LONDON: August 20, 2018. Zero-emissions engineering company Dearman has launched a two-year project aimed at reducing harvest waste in South Africa that costs the country US$6.0 billion a year – half of which is perishables.
Dearman says it plans to use its liquid nitrogen engine to develop a mobile pre-cooling system to cut the temperature of perishables at harvest and thus reduce spoilage.
Working with cold chain operator Transfig and Harvest Fresh, a family-owned food producer based in South Africa’s Gauteng province, Dearman will deploy a mobile, off-grid, zero-emissions system that enables farmers access affordable pre-cooling.
The company estimates that deploying 250 units throughout the country would save 350,000 tonnes of fruit and vegetables wasted during post-harvest handling and storage. The solution would also save 328 million cubic metres of water, 29,000 hectares of land and boost farmer income by 12.0 percent.
“Small farmers in the country want an affordable pre-cooling system, but one that does the job cleanly,” commented Dearman head of New Applications Daniel Fennell. “The zero-emission system we are developing can offer a real alternative to polluting, expensive diesel systems and help to reduce post-harvest food loss.”

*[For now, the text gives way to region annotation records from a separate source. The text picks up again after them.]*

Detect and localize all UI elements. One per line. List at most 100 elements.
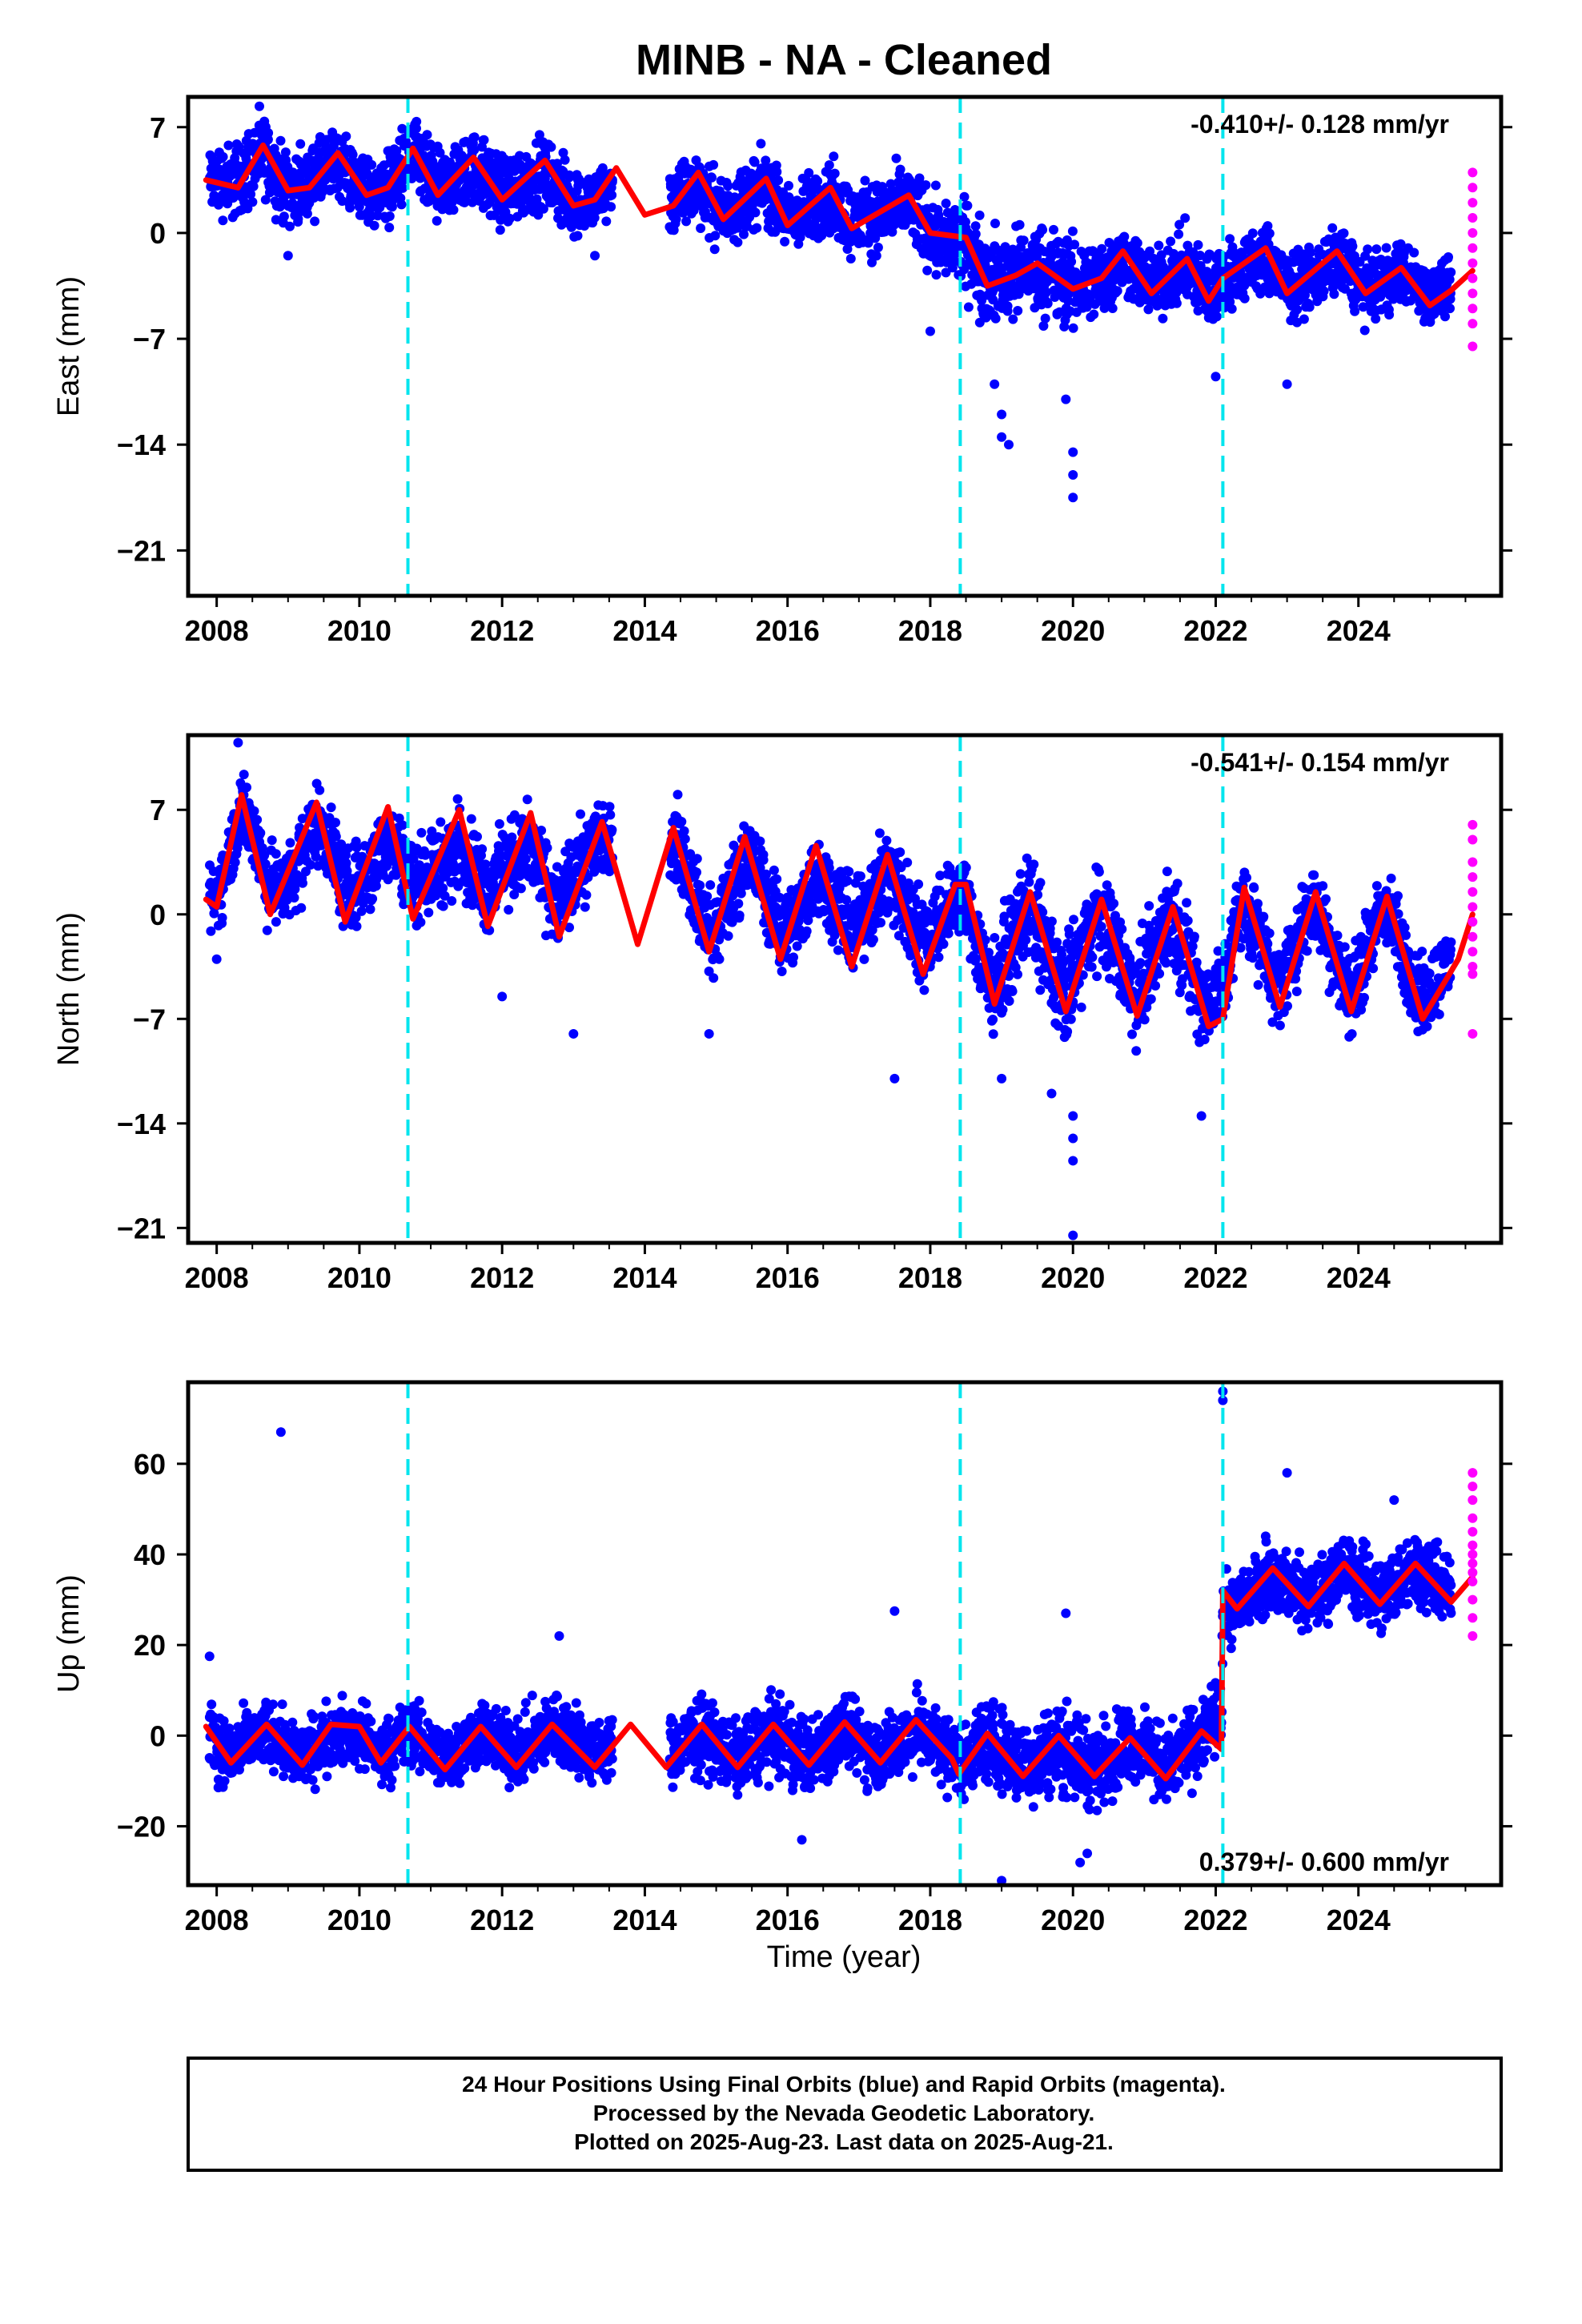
outlier-point (1061, 394, 1071, 404)
final-orbit-point (326, 802, 336, 813)
final-orbit-point (279, 211, 289, 222)
final-orbit-point (387, 202, 397, 212)
panel-frame (186, 94, 1504, 598)
final-orbit-point (384, 223, 395, 233)
final-orbit-point (1371, 314, 1381, 324)
x-tick-label: 2012 (470, 614, 534, 647)
final-orbit-point (681, 216, 692, 227)
final-orbit-point (552, 862, 562, 872)
final-orbit-point (1032, 251, 1042, 262)
y-tick-label: 7 (150, 111, 166, 144)
final-orbit-point (1319, 286, 1329, 296)
final-orbit-point (885, 179, 896, 189)
final-orbit-point (472, 831, 482, 842)
final-orbit-point (817, 231, 827, 241)
final-orbit-point (990, 313, 1001, 324)
final-orbit-point (337, 196, 347, 206)
final-orbit-point (280, 147, 291, 158)
final-orbit-point (412, 123, 421, 134)
final-orbit-point (1363, 244, 1373, 255)
final-orbit-point (705, 880, 716, 891)
final-orbit-point (469, 145, 480, 155)
final-orbit-point (934, 210, 944, 220)
final-orbit-point (263, 128, 274, 138)
outlier-point (997, 432, 1007, 442)
y-tick-label: −14 (117, 428, 166, 461)
final-orbit-point (295, 822, 305, 833)
outlier-point (590, 251, 600, 261)
final-orbit-point (424, 907, 434, 918)
final-orbit-point (931, 270, 942, 280)
final-orbit-point (1042, 299, 1053, 308)
final-orbit-point (262, 925, 272, 935)
final-orbit-point (1050, 292, 1060, 302)
final-orbit-point (1347, 241, 1358, 251)
rapid-orbit-point (1468, 273, 1478, 283)
rapid-orbit-point (1468, 288, 1478, 299)
final-orbit-point (773, 175, 784, 186)
final-orbit-point (1263, 221, 1273, 231)
final-orbit-point (432, 215, 442, 226)
final-orbit-point (542, 842, 552, 853)
final-orbit-point (495, 225, 505, 235)
final-orbit-point (673, 790, 683, 800)
final-orbit-point (1445, 304, 1455, 314)
final-orbit-point (428, 156, 438, 167)
final-orbit-point (342, 866, 352, 876)
final-orbit-point (310, 216, 320, 227)
final-orbit-point (761, 155, 771, 166)
final-orbit-point (331, 831, 341, 842)
final-orbit-point (877, 182, 887, 192)
final-orbit-point (297, 814, 307, 824)
final-orbit-point (1227, 304, 1237, 314)
final-orbit-point (1247, 228, 1258, 239)
final-orbit-point (1239, 293, 1250, 304)
final-orbit-point (941, 199, 951, 208)
final-orbit-point (398, 183, 408, 193)
rapid-orbit-point (1468, 183, 1478, 193)
final-orbit-point (1040, 313, 1050, 324)
final-orbit-point (607, 825, 617, 835)
final-orbit-point (606, 202, 616, 212)
final-orbit-point (1038, 321, 1049, 331)
final-orbit-point (315, 785, 325, 795)
final-orbit-point (887, 227, 897, 237)
final-orbit-point (564, 172, 575, 183)
x-tick-label: 2020 (1041, 614, 1105, 647)
final-orbit-point (1304, 302, 1315, 312)
rapid-orbit-point (1468, 213, 1478, 223)
rapid-orbit-point (1468, 341, 1478, 352)
x-tick-label: 2008 (185, 614, 249, 647)
final-orbit-point (1049, 224, 1058, 235)
final-orbit-point (974, 210, 985, 220)
final-orbit-point (1193, 239, 1203, 250)
final-orbit-point (546, 142, 556, 152)
final-orbit-point (217, 913, 227, 923)
final-orbit-point (1070, 239, 1080, 250)
final-orbit-point (436, 817, 446, 827)
final-orbit-point (1358, 302, 1368, 312)
final-orbit-point (435, 147, 445, 158)
final-orbit-point (605, 810, 616, 820)
final-orbit-point (369, 220, 379, 231)
final-orbit-point (696, 223, 706, 233)
final-orbit-point (1014, 219, 1025, 230)
rapid-orbit-point (1468, 258, 1478, 268)
y-tick-label: 0 (150, 217, 166, 250)
final-orbit-point (412, 116, 422, 127)
final-orbit-point (990, 219, 1000, 228)
final-orbit-point (739, 229, 749, 239)
final-orbit-points (204, 738, 1456, 1240)
final-orbit-point (305, 859, 315, 870)
final-orbit-point (707, 172, 717, 183)
final-orbit-point (275, 135, 286, 146)
final-orbit-point (509, 890, 520, 899)
final-orbit-point (702, 891, 713, 902)
x-tick-label: 2010 (327, 614, 391, 647)
outlier-point (1068, 469, 1078, 480)
final-orbit-point (242, 782, 251, 793)
rapid-orbit-point (1468, 304, 1478, 314)
panel-east: 2008 2010 2012 2014 2016 2018 2020 2022 202470−7… (52, 94, 1512, 647)
final-orbit-point (345, 203, 355, 213)
final-orbit-point (607, 190, 617, 200)
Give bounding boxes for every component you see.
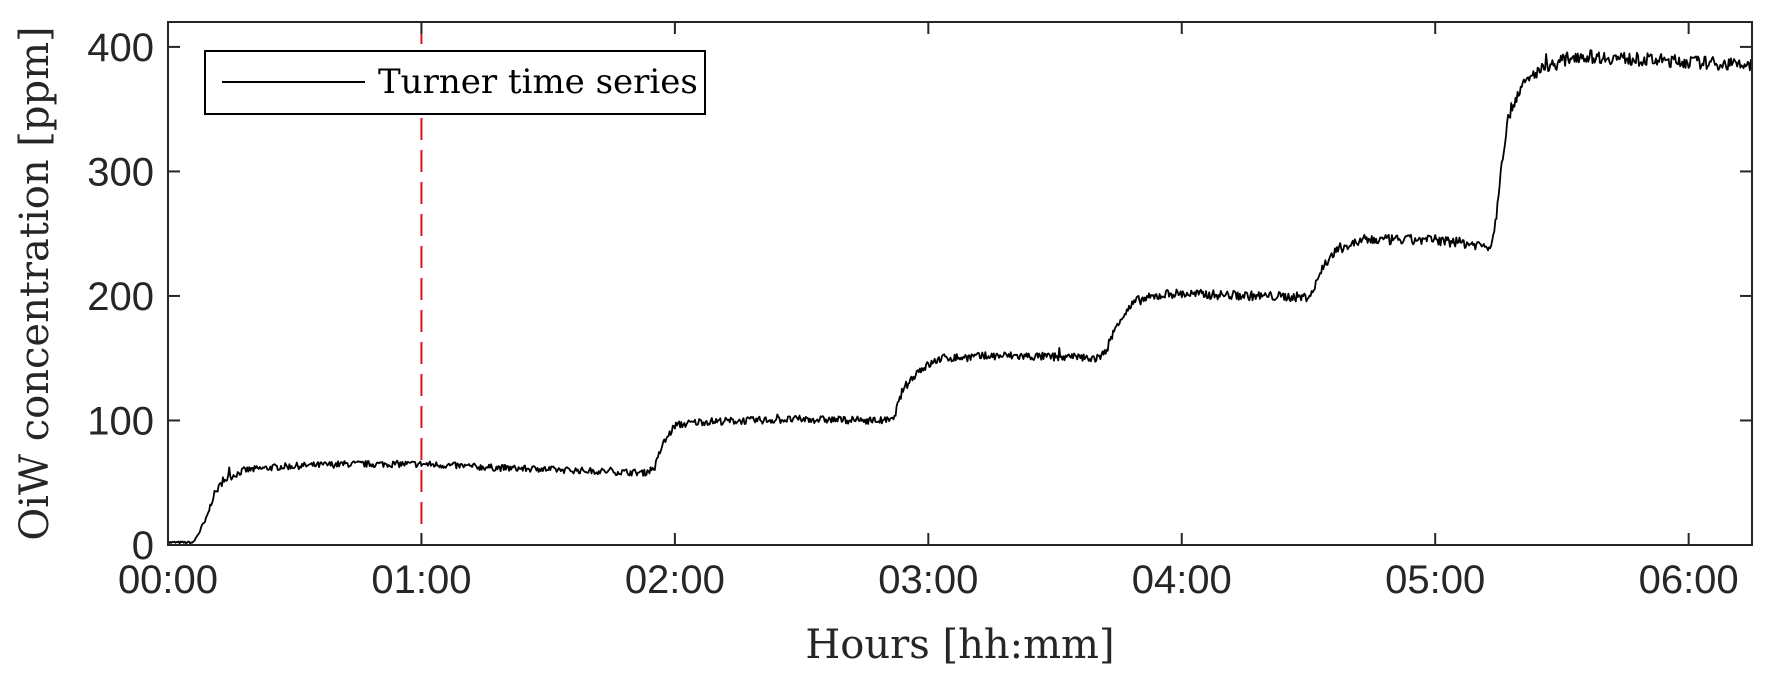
x-tick-label: 04:00 [1132,558,1232,602]
plot-frame [167,21,1753,546]
x-tick-label: 01:00 [371,558,471,602]
plot-layer [167,22,1753,545]
x-tick-label: 00:00 [118,558,218,602]
legend: Turner time series [204,50,706,115]
y-tick-label: 100 [87,399,154,443]
legend-box [204,50,706,115]
legend-label: Turner time series [378,62,698,102]
x-tick-label: 06:00 [1639,558,1739,602]
x-tick-label: 03:00 [878,558,978,602]
x-tick-label: 02:00 [625,558,725,602]
y-tick-label: 200 [87,275,154,319]
y-tick-label: 400 [87,26,154,70]
tick-layer: 00:00 01:00 02:00 03:00 04:00 05:00 06:00 0 100 2… [87,22,1752,602]
series-line [167,49,1753,545]
y-axis-title: OiW concentration [ppm] [12,26,58,540]
x-axis-title: Hours [hh:mm] [805,622,1114,668]
y-tick-label: 300 [87,150,154,194]
y-tick-label: 0 [132,524,154,568]
x-tick-label: 05:00 [1385,558,1485,602]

According to the UN Food and Agriculture Organisation (FAO), roughly one third of annual global human food production - some 1.3 billion tonnes - is wasted at a cost of US$680 billion in industrialized countries and US$310 billion in developing nations.
The FAO says fruit and vegetables, plus roots and tubers, have the highest wastage rates of any food at 40-50 percent of the total.
Every year, consumers in rich countries waste almost as much food (222 million tonnes) as the entire net food production of sub-Saharan Africa (230 million tonnes).
The food lost in Africa could feed 300 million people and the FAO calculates that saving 25 percent of the current food loss globally would be enough to feed 870 million people.
“In developing countries food waste and losses occur mainly at early stages of the food value chain and can be traced back to financial, managerial and technical constraints in harvesting techniques as well as storage and cooling facilities," according to the FAO.
“Strengthening the supply chain through the direct support of farmers and investments in infrastructure, transportation, as well as in an expansion of the food and packaging industry could help to reduce the amount of food loss and waste,” it added.
The African fruit and vegetables pre-cooling market is estimated to be worth US$942 million. Funded by the UK Department for International Development, the Dearman project includes a six-month field trial in order to demonstrate the viability of wider commercial deployment across the continent.